Kann neben dem Aussetzen der Atmung auch ein Stillstand des Herzens erkannt werden, benötigt das Kind zusätzlich zur Beatmung eine Herzmassage.
Herzmassage bei einem Säugling: Der Untergrund, auf dem das zu rettende Kind liegt, sollte flach und hart sein. Babys können dazu auf einen Tisch gehoben werden. Nun muss der richtige Druckpunkt für die Herzmassage gefunden werden. Dazu sollte der Retter zuerst die Mitte des Brustbeins ausfindig machen. Als kleine Eselsbrücke dafür soll er sich eine gerade Linie zwischen den Brustwarzen des Kindes vorstellen. Der Zeige- und der Mittelfinger werden in der Mitte dieser erdachten Linie angesetzt und circa einen Fingerbreit nach unten bewegt.
- Die andere Hand hält während der Prozedur den Kopf des Babys in Position.
- Um die Herzmassage einzuleiten, wird die Brust des Kindes nun dreißig Mal schnell hintereinander 2 bis 3 Zentimeter weit hinunter gedrückt. Die Kompressionen sollten in einer Geschwindigkeit von 2 Stößen pro Sekunden erfolgen.
- Dem folgen zwei Beatmungen nach der weiter oben beschriebenen Methode.
- Die Maßnahme wird wiederholt bis sich eine Verbesserung des Zustandes einstellt.
Für den Notfall gewappnet: Erste-Hilfe-Kurse für Eltern
Jene Eltern, welche die vorangegangenen Abschnitte sorgfältig gelesen haben, dürften nun zu dem Schluss gekommen sein, dass ein fundiertes Wissen über die fachgerechte Anwendung von Erste-Hilfe-Maßnahmen bei Säuglingen über Leben und Tod entscheiden kann.
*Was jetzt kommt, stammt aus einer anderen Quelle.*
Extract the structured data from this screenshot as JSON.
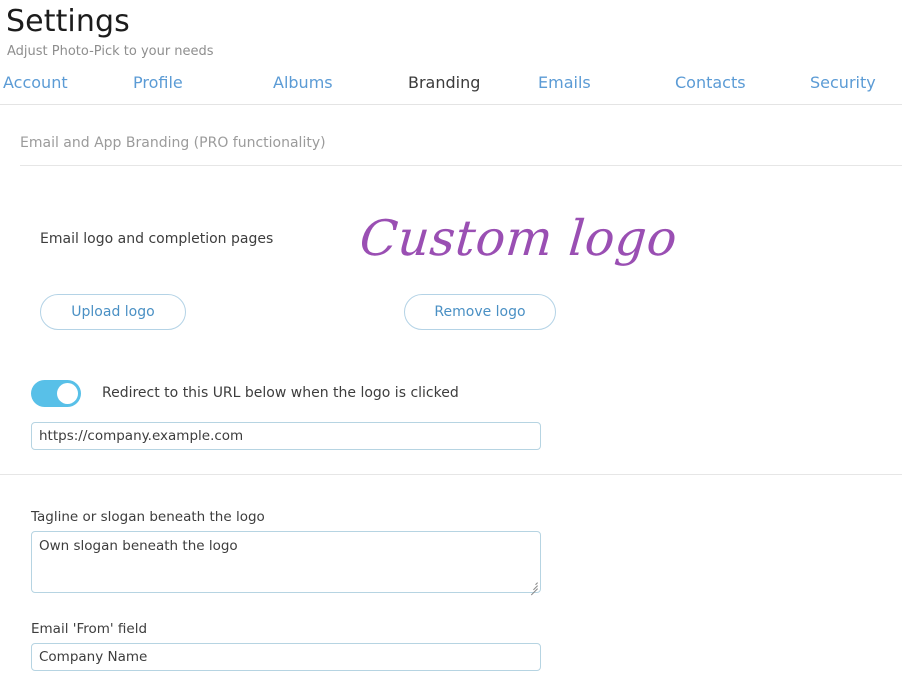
{
  "header": {
    "title": "Settings",
    "subtitle": "Adjust Photo-Pick to your needs"
  },
  "tabs": [
    {
      "label": "Account",
      "active": false
    },
    {
      "label": "Profile",
      "active": false
    },
    {
      "label": "Albums",
      "active": false
    },
    {
      "label": "Branding",
      "active": true
    },
    {
      "label": "Emails",
      "active": false
    },
    {
      "label": "Contacts",
      "active": false
    },
    {
      "label": "Security",
      "active": false
    }
  ],
  "section": {
    "heading": "Email and App Branding (PRO functionality)"
  },
  "logo": {
    "caption": "Email logo and completion pages",
    "artwork_text": "Custom logo",
    "artwork_color": "#9a4fb3",
    "upload_button": "Upload logo",
    "remove_button": "Remove logo"
  },
  "redirect": {
    "toggle_state": "on",
    "toggle_color": "#58c0e8",
    "label": "Redirect to this URL below when the logo is clicked",
    "url_value": "https://company.example.com",
    "url_placeholder": "https://company.example.com"
  },
  "tagline": {
    "label": "Tagline or slogan beneath the logo",
    "value": "Own slogan beneath the logo",
    "placeholder": "Own slogan beneath the logo"
  },
  "email_from": {
    "label": "Email 'From' field",
    "value": "Company Name",
    "placeholder": "Company Name"
  },
  "theme": {
    "link_color": "#5b9bd5",
    "active_tab_color": "#3b3b3b",
    "muted_color": "#9b9b9b",
    "border_color": "#b6d4e2",
    "divider_color": "#e6e6e6"
  }
}
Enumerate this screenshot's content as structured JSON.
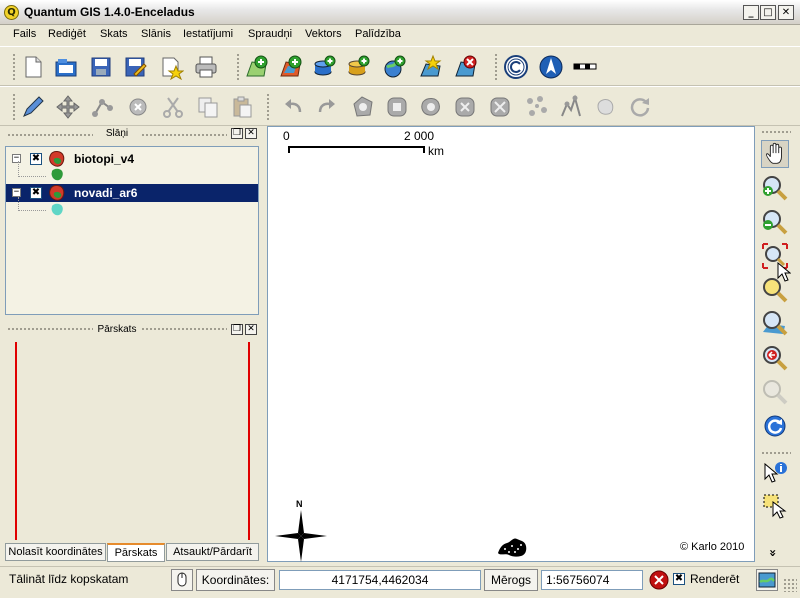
{
  "window": {
    "title": "Quantum GIS 1.4.0-Enceladus",
    "app_icon_letter": "Q",
    "minimize": "_",
    "maximize": "□",
    "close": "✕"
  },
  "menu": {
    "items": [
      "Fails",
      "Rediģēt",
      "Skats",
      "Slānis",
      "Iestatījumi",
      "Spraudņi",
      "Vektors",
      "Palīdzība"
    ]
  },
  "toolbar1": {
    "icons": [
      "new-project-icon",
      "open-project-icon",
      "save-project-icon",
      "save-as-icon",
      "new-print-composer-icon",
      "print-icon",
      "add-vector-layer-icon",
      "add-raster-layer-icon",
      "add-postgis-layer-icon",
      "add-spatialite-layer-icon",
      "add-wms-layer-icon",
      "new-vector-layer-icon",
      "remove-layer-icon",
      "copyright-label-icon",
      "north-arrow-icon",
      "scale-bar-icon"
    ]
  },
  "toolbar2": {
    "icons": [
      "toggle-editing-icon",
      "move-feature-icon",
      "node-tool-icon",
      "delete-selected-icon",
      "cut-features-icon",
      "copy-features-icon",
      "paste-features-icon",
      "undo-icon",
      "redo-icon",
      "add-ring-icon",
      "add-island-icon",
      "delete-ring-icon",
      "delete-part-icon",
      "reshape-icon",
      "split-features-icon",
      "simplify-icon",
      "merge-features-icon",
      "rotate-point-symbols-icon"
    ]
  },
  "layers_panel": {
    "title": "Slāņi",
    "layers": [
      {
        "name": "biotopi_v4",
        "checked": "✖",
        "expander": "−",
        "color": "#2e9a3a",
        "selected": false
      },
      {
        "name": "novadi_ar6",
        "checked": "✖",
        "expander": "−",
        "color": "#5fd6c6",
        "selected": true
      }
    ],
    "float_btn": "❐",
    "close_btn": "✕"
  },
  "overview_panel": {
    "title": "Pārskats",
    "float_btn": "❐",
    "close_btn": "✕",
    "extent_color": "#e00000"
  },
  "tabs": {
    "items": [
      "Nolasīt koordinātes",
      "Pārskats",
      "Atsaukt/Pārdarīt"
    ],
    "active": "Pārskats"
  },
  "map": {
    "scalebar_zero": "0",
    "scalebar_max": "2 000",
    "scalebar_unit": "km",
    "north_label": "N",
    "copyright": "© Karlo 2010"
  },
  "right_toolbar": {
    "icons": [
      "pan-icon",
      "zoom-in-icon",
      "zoom-out-icon",
      "zoom-full-icon",
      "zoom-to-selection-icon",
      "zoom-to-layer-icon",
      "zoom-last-icon",
      "zoom-next-icon",
      "refresh-icon",
      "identify-icon",
      "select-features-icon"
    ],
    "more": "»"
  },
  "statusbar": {
    "message": "Tālināt līdz kopskatam",
    "coords_label": "Koordinātes:",
    "coords_value": "4171754,4462034",
    "scale_label": "Mērogs",
    "scale_value": "1:56756074",
    "render_label": "Renderēt",
    "render_check": "✖"
  }
}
Dies ist keine Übertreibung, sondern Fakt.
Aus diesem Grund ist es sicher keine schlechte Idee, an einem speziellen Erste-Hilfe-Kurs für Eltern teilzunehmen, um die richtigen Handgriffe nicht nur in der Theorie, sondern auch in der Praxis zu erlernen. Sehr hilfreich sind dabei die Anweisungen der Kursleiter, welche jede falsche Bewegung direkt korrigieren werden und den Eltern somit ein Gefühl für richtigen Abläufe vermitteln können.
Nicht wenige Leute zögern im Notfall ein Handeln hinaus, da sie Angst davor haben, sich falsch zu verhalten oder das Kind noch weiter zu verletzen. Ein absolvierter Kurs kann Zögernden dabei helfen, ihre Befürchtungen und Ängste in Bezug auf Erste-Hilfe-Maßnahmen zu mindern.
Tipp: Das Absolvieren eines solchen Kurses bietet sich übrigens nicht nur für Eltern an. Auch all jene Personen, bei denen ein Kind über längere Phasen verweilt (Großeltern, Babysitter, etc.), sollten über ein fundiertes Wissen effektiver Rettungsmaßnahmen verfügen.